The alternative explanations of bathing and industrial activity (such as dyeing or metalworking) are often postulated on the basis of ethnographic parallels. Bathing is mentioned in several early Irish texts in conjunction with cooking perhaps suggesting that the sites were multifunctional.

Burnt mounds have a long period of use in Ireland. Excavations at Clowanstown, Co. Meath, revealed the presence of five upstanding Neolithic burnt mounds (Archaeology Ireland, winter 2007, p.12), and examples are known from this period through to at least the Iron Age.  Although the newly discovered burnt mounds at Knockduff remain undated it is possible that one at least has its origins in the Neolithic as a stone axe, which is a characteristic artefact of this period, was recovered from the site (burnt mound 1 on the location map above). It is also possible that some of the Knockduff burnt moundsare broadly contemporary with the nearby hillfort at Ballybuckley, which is probably Late Bronze Age in date. Either way these newly discovered sites represent an important addition to the parish’s history. Thanks to Nim Dunne for bringing them to the notice of The Bree Heritage Project.

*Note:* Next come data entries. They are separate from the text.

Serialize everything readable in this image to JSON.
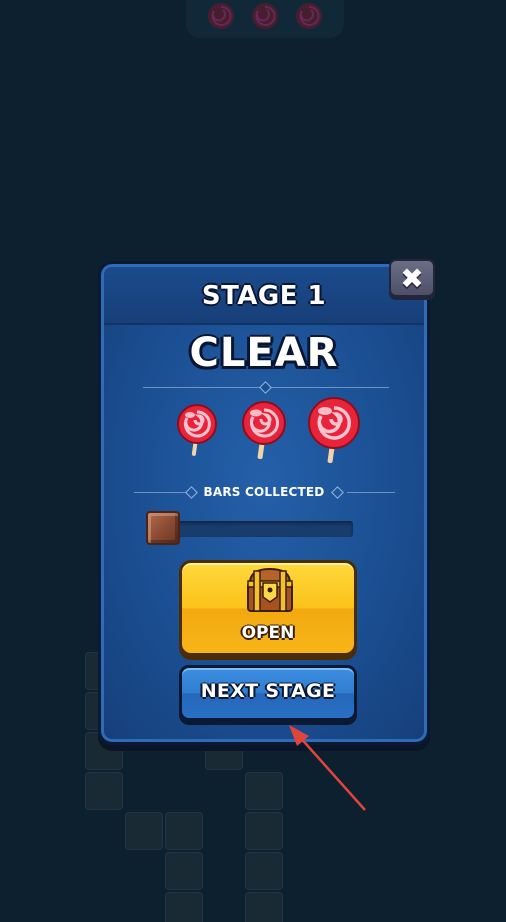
{
  "popup": {
    "title": "STAGE 1",
    "status": "CLEAR",
    "stars_earned": 3,
    "stars_total": 3,
    "bars_label": "BARS COLLECTED",
    "bars_progress": 0.1,
    "open_button_label": "OPEN",
    "next_button_label": "NEXT STAGE",
    "close_icon": "close-icon"
  },
  "colors": {
    "background": "#0d2030",
    "panel": "#1b4f93",
    "open_button": "#fbc21b",
    "next_button": "#2f7ed1",
    "close_button": "#5b5d75",
    "lollipop": "#e8233a",
    "annotation_arrow": "#e0453c"
  },
  "icons": {
    "reward": "lollipop-icon",
    "chest": "treasure-chest-icon",
    "bar": "chocolate-bar-icon"
  }
}
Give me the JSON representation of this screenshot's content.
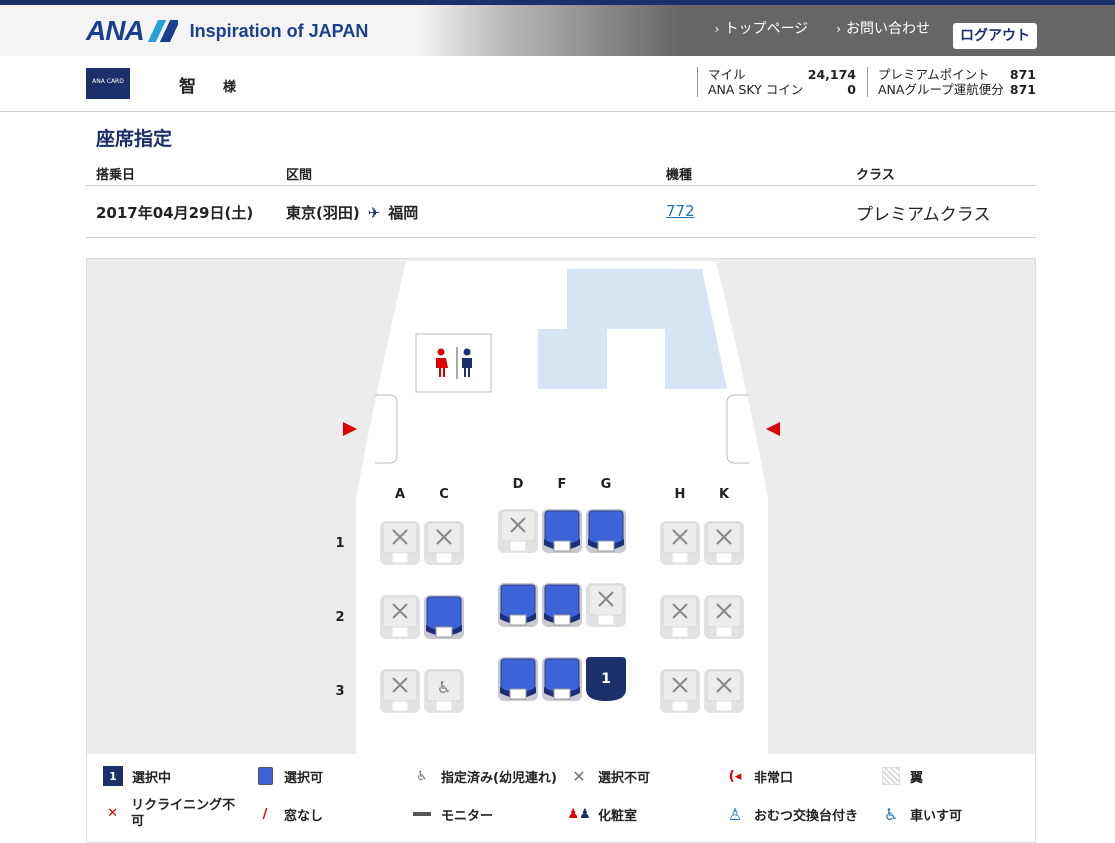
{
  "header": {
    "brand": "ANA",
    "tagline": "Inspiration of JAPAN",
    "nav": [
      "トップページ",
      "お問い合わせ"
    ],
    "logout_label": "ログアウト"
  },
  "member": {
    "card_label": "ANA CARD",
    "name": "智",
    "honorific": "様",
    "stats": [
      {
        "label": "マイル",
        "value": "24,174"
      },
      {
        "label": "ANA SKY コイン",
        "value": "0"
      },
      {
        "label": "プレミアムポイント",
        "value": "871"
      },
      {
        "label": "ANAグループ運航便分",
        "value": "871"
      }
    ]
  },
  "page_title": "座席指定",
  "flight": {
    "headers": {
      "date": "搭乗日",
      "route": "区間",
      "aircraft": "機種",
      "class": "クラス"
    },
    "date": "2017年04月29日(土)",
    "origin": "東京(羽田)",
    "destination": "福岡",
    "aircraft": "772",
    "class": "プレミアムクラス"
  },
  "seatmap": {
    "columns_left": [
      "A",
      "C"
    ],
    "columns_center": [
      "D",
      "F",
      "G"
    ],
    "columns_right": [
      "H",
      "K"
    ],
    "rows": [
      {
        "num": "1",
        "seats": {
          "A": "unavailable",
          "C": "unavailable",
          "D": "unavailable",
          "F": "available",
          "G": "available",
          "H": "unavailable",
          "K": "unavailable"
        }
      },
      {
        "num": "2",
        "seats": {
          "A": "unavailable",
          "C": "available",
          "D": "available",
          "F": "available",
          "G": "unavailable",
          "H": "unavailable",
          "K": "unavailable"
        }
      },
      {
        "num": "3",
        "seats": {
          "A": "unavailable",
          "C": "infant",
          "D": "available",
          "F": "available",
          "G": "selected",
          "H": "unavailable",
          "K": "unavailable"
        }
      }
    ],
    "selected_seat_label": "1",
    "colors": {
      "available": "#3c63d8",
      "selected": "#1b2f6a",
      "unavailable": "#e2e2e2",
      "wing": "#d7e4f4",
      "exit": "#d00000"
    }
  },
  "legend": {
    "selected_badge": "1",
    "selected": "選択中",
    "available": "選択可",
    "infant": "指定済み(幼児連れ)",
    "unavailable": "選択不可",
    "exit": "非常口",
    "wing": "翼",
    "no_recline": "リクライニング不可",
    "no_window": "窓なし",
    "monitor": "モニター",
    "lavatory": "化粧室",
    "diaper": "おむつ交換台付き",
    "wheelchair": "車いす可"
  }
}
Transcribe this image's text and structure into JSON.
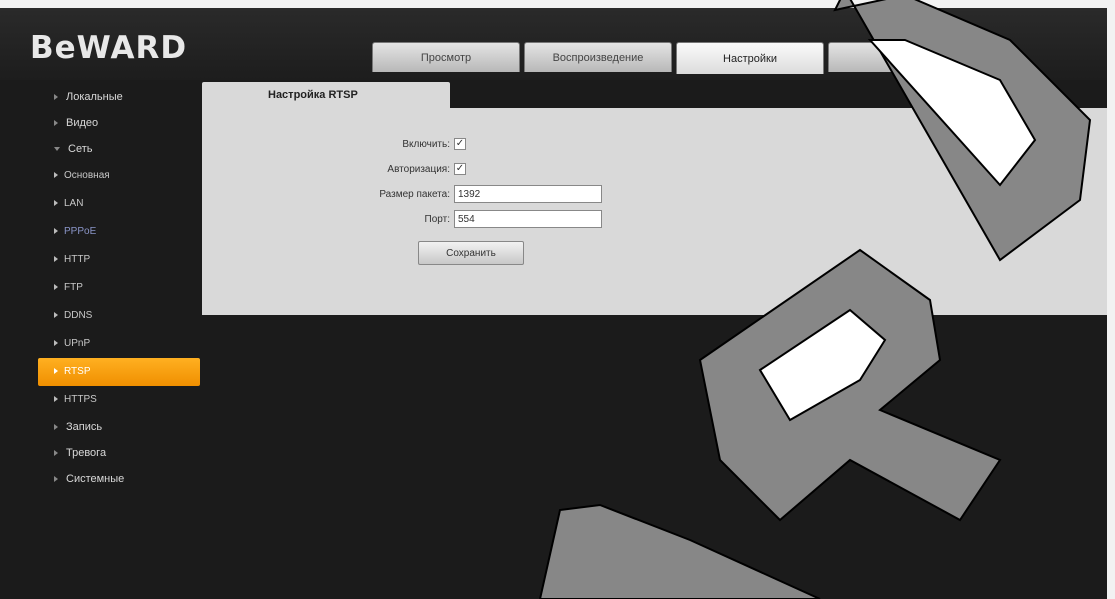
{
  "brand": {
    "logo_text": "BeWARD"
  },
  "top_tabs": [
    {
      "label": "Просмотр",
      "active": false
    },
    {
      "label": "Воспроизведение",
      "active": false
    },
    {
      "label": "Настройки",
      "active": true
    },
    {
      "label": "",
      "active": false
    },
    {
      "label": "",
      "active": false
    }
  ],
  "sidebar": {
    "items": [
      {
        "label": "Локальные",
        "level": 0,
        "state": "closed"
      },
      {
        "label": "Видео",
        "level": 0,
        "state": "closed"
      },
      {
        "label": "Сеть",
        "level": 0,
        "state": "open"
      },
      {
        "label": "Основная",
        "level": 1
      },
      {
        "label": "LAN",
        "level": 1
      },
      {
        "label": "PPPoE",
        "level": 1
      },
      {
        "label": "HTTP",
        "level": 1
      },
      {
        "label": "FTP",
        "level": 1
      },
      {
        "label": "DDNS",
        "level": 1
      },
      {
        "label": "UPnP",
        "level": 1
      },
      {
        "label": "RTSP",
        "level": 1,
        "active": true
      },
      {
        "label": "HTTPS",
        "level": 1
      },
      {
        "label": "Запись",
        "level": 0,
        "state": "closed"
      },
      {
        "label": "Тревога",
        "level": 0,
        "state": "closed"
      },
      {
        "label": "Системные",
        "level": 0,
        "state": "closed"
      }
    ]
  },
  "panel": {
    "tab_label": "Настройка RTSP",
    "fields": {
      "enable_label": "Включить:",
      "enable_checked": "✓",
      "auth_label": "Авторизация:",
      "auth_checked": "✓",
      "packet_size_label": "Размер пакета:",
      "packet_size_value": "1392",
      "port_label": "Порт:",
      "port_value": "554"
    },
    "save_button": "Сохранить"
  },
  "colors": {
    "accent": "#f5a000",
    "panel_bg": "#d9d9d9",
    "app_bg": "#1b1b1b",
    "watermark": "#878787"
  },
  "watermark_text": "ARD"
}
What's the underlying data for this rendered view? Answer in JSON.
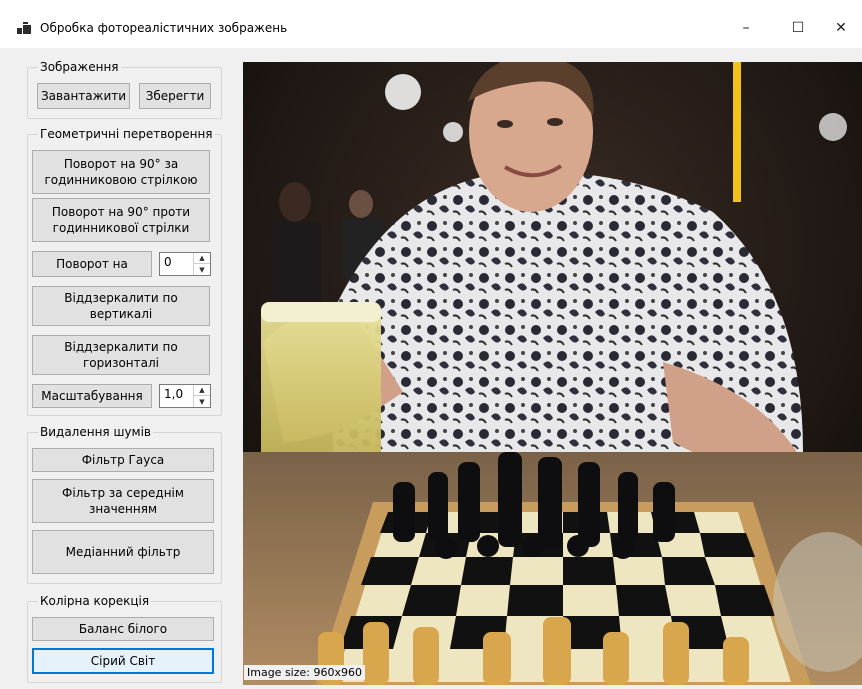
{
  "window": {
    "title": "Обробка фотореалістичних зображень",
    "icon": "app-window-icon",
    "minimize": "–",
    "maximize": "☐",
    "close": "✕"
  },
  "groups": {
    "image": {
      "label": "Зображення",
      "load": "Завантажити",
      "save": "Зберегти"
    },
    "geometry": {
      "label": "Геометричні перетворення",
      "rotate_cw": "Поворот на 90° за годинниковою стрілкою",
      "rotate_ccw": "Поворот на 90° проти годинникової стрілки",
      "rotate_by": "Поворот на",
      "rotate_value": "0",
      "flip_vertical": "Віддзеркалити по вертикалі",
      "flip_horizontal": "Віддзеркалити по горизонталі",
      "scale": "Масштабування",
      "scale_value": "1,0"
    },
    "noise": {
      "label": "Видалення шумів",
      "gauss": "Фільтр Гауса",
      "mean": "Фільтр за середнім значенням",
      "median": "Медіанний фільтр"
    },
    "color": {
      "label": "Колірна корекція",
      "white_balance": "Баланс білого",
      "gray_world": "Сірий Світ"
    }
  },
  "picture": {
    "size_label": "Image size: 960x960",
    "description_icon": "photo-chess-player"
  },
  "colors": {
    "accent": "#0078d7",
    "button_bg": "#e1e1e1",
    "window_bg": "#f0f0f0"
  }
}
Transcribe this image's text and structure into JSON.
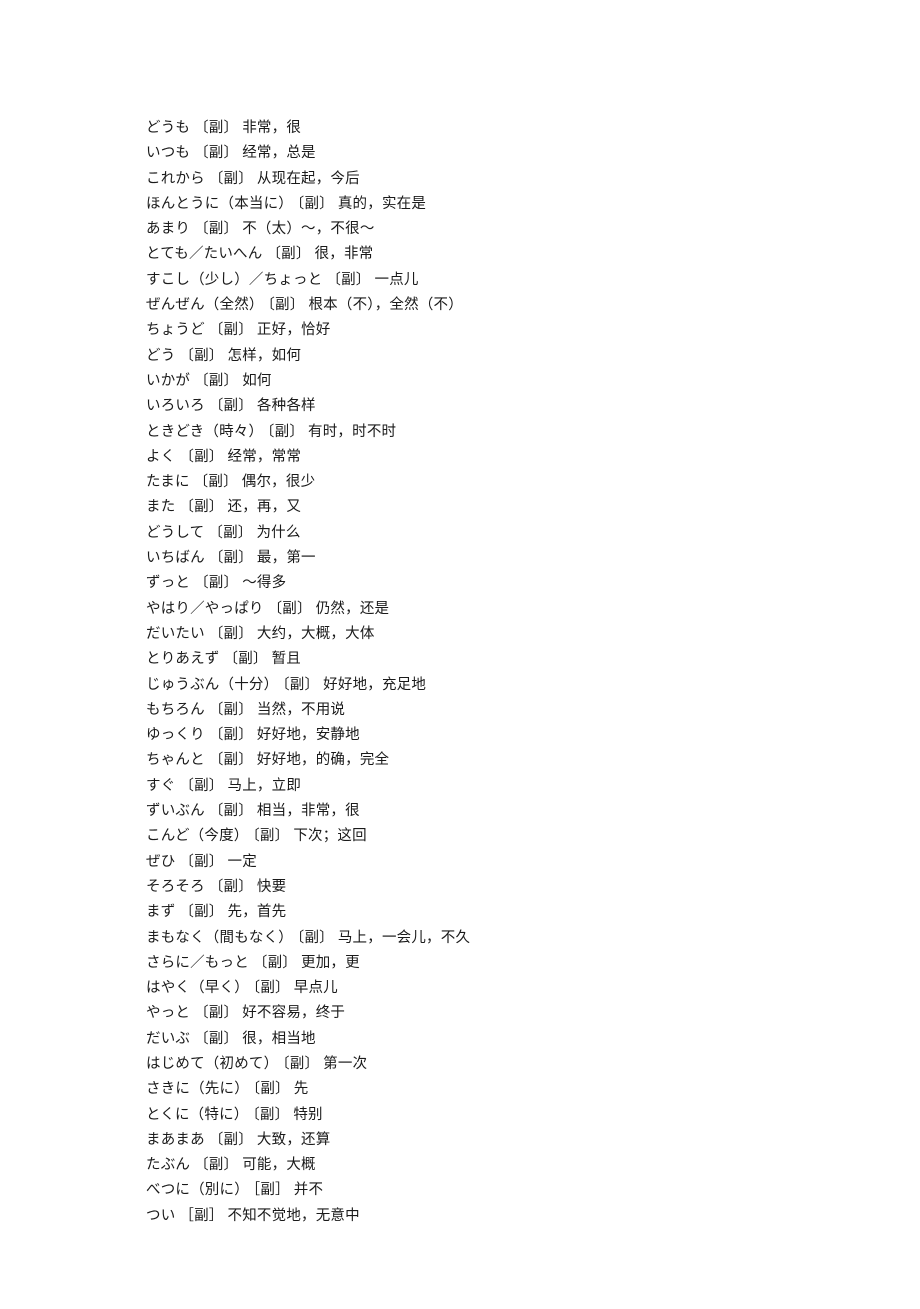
{
  "entries": [
    {
      "word": "どうも",
      "pos": "〔副〕",
      "meaning": "非常，很"
    },
    {
      "word": "いつも",
      "pos": "〔副〕",
      "meaning": "经常，总是"
    },
    {
      "word": "これから",
      "pos": "〔副〕",
      "meaning": "从现在起，今后"
    },
    {
      "word": "ほんとうに（本当に）",
      "pos": "〔副〕",
      "meaning": "真的，实在是"
    },
    {
      "word": "あまり",
      "pos": "〔副〕",
      "meaning": "不（太）～，不很～"
    },
    {
      "word": "とても／たいへん",
      "pos": "〔副〕",
      "meaning": "很，非常"
    },
    {
      "word": "すこし（少し）／ちょっと",
      "pos": "〔副〕",
      "meaning": "一点儿"
    },
    {
      "word": "ぜんぜん（全然）",
      "pos": "〔副〕",
      "meaning": "根本（不），全然（不）"
    },
    {
      "word": "ちょうど",
      "pos": "〔副〕",
      "meaning": "正好，恰好"
    },
    {
      "word": "どう",
      "pos": "〔副〕",
      "meaning": "怎样，如何"
    },
    {
      "word": "いかが",
      "pos": "〔副〕",
      "meaning": "如何"
    },
    {
      "word": "いろいろ",
      "pos": "〔副〕",
      "meaning": "各种各样"
    },
    {
      "word": "ときどき（時々）",
      "pos": "〔副〕",
      "meaning": "有时，时不时"
    },
    {
      "word": "よく",
      "pos": "〔副〕",
      "meaning": "经常，常常"
    },
    {
      "word": "たまに",
      "pos": "〔副〕",
      "meaning": "偶尔，很少"
    },
    {
      "word": "また",
      "pos": "〔副〕",
      "meaning": "还，再，又"
    },
    {
      "word": "どうして",
      "pos": "〔副〕",
      "meaning": "为什么"
    },
    {
      "word": "いちばん",
      "pos": "〔副〕",
      "meaning": "最，第一"
    },
    {
      "word": "ずっと",
      "pos": "〔副〕",
      "meaning": "～得多"
    },
    {
      "word": "やはり／やっぱり",
      "pos": "〔副〕",
      "meaning": "仍然，还是"
    },
    {
      "word": "だいたい",
      "pos": "〔副〕",
      "meaning": "大约，大概，大体"
    },
    {
      "word": "とりあえず",
      "pos": "〔副〕",
      "meaning": "暂且"
    },
    {
      "word": "じゅうぶん（十分）",
      "pos": "〔副〕",
      "meaning": "好好地，充足地"
    },
    {
      "word": "もちろん",
      "pos": "〔副〕",
      "meaning": "当然，不用说"
    },
    {
      "word": "ゆっくり",
      "pos": "〔副〕",
      "meaning": "好好地，安静地"
    },
    {
      "word": "ちゃんと",
      "pos": "〔副〕",
      "meaning": "好好地，的确，完全"
    },
    {
      "word": "すぐ",
      "pos": "〔副〕",
      "meaning": "马上，立即"
    },
    {
      "word": "ずいぶん",
      "pos": "〔副〕",
      "meaning": "相当，非常，很"
    },
    {
      "word": "こんど（今度）",
      "pos": "〔副〕",
      "meaning": "下次；这回"
    },
    {
      "word": "ぜひ",
      "pos": "〔副〕",
      "meaning": "一定"
    },
    {
      "word": "そろそろ",
      "pos": "〔副〕",
      "meaning": "快要"
    },
    {
      "word": "まず",
      "pos": "〔副〕",
      "meaning": "先，首先"
    },
    {
      "word": "まもなく（間もなく）",
      "pos": "〔副〕",
      "meaning": "马上，一会儿，不久"
    },
    {
      "word": "さらに／もっと",
      "pos": "〔副〕",
      "meaning": "更加，更"
    },
    {
      "word": "はやく（早く）",
      "pos": "〔副〕",
      "meaning": "早点儿"
    },
    {
      "word": "やっと",
      "pos": "〔副〕",
      "meaning": "好不容易，终于"
    },
    {
      "word": "だいぶ",
      "pos": "〔副〕",
      "meaning": "很，相当地"
    },
    {
      "word": "はじめて（初めて）",
      "pos": "〔副〕",
      "meaning": "第一次"
    },
    {
      "word": "さきに（先に）",
      "pos": "〔副〕",
      "meaning": "先"
    },
    {
      "word": "とくに（特に）",
      "pos": "〔副〕",
      "meaning": "特别"
    },
    {
      "word": "まあまあ",
      "pos": "〔副〕",
      "meaning": "大致，还算"
    },
    {
      "word": "たぶん",
      "pos": "〔副〕",
      "meaning": "可能，大概"
    },
    {
      "word": "べつに（別に）",
      "pos": "［副］",
      "meaning": "并不"
    },
    {
      "word": "つい",
      "pos": "［副］",
      "meaning": "不知不觉地，无意中"
    }
  ]
}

By Catherine McLoughlin & Colm Moriarty

Knockduff-bree
Knockduff, Bree, via Google maps (click to enlarge)

References

Archaeology Ireland. Wordwell, Dublin.

Buckley, V. 1990 Burnt Offerings. Wordwell, Dublin.

Hore, P.H. 1900-1911 History of the Town and County of Wexford. London.

Eogan, J., & Shee Twohig, E. 2012 Cois tSiuire – Nine Thousand years of Human Activity in the Lower Suir Valley. NRA Scheme Monographs 8, Dublin.

Kelly, F. 1998 Early Irish Farming. Dublin Institute for Advanced Studies.

Quinn, B., & Moore, D. 2009 ‘Fulacht fiadh’ and the beer experiment’ in Stanley et al (eds) Dining & Dwelling. NRA Monograph Series No. 6, 43-53, NRA, Dublin.

Waddell, J., 1998 The Prehistoric Archaeology of Ireland, Galway University Press.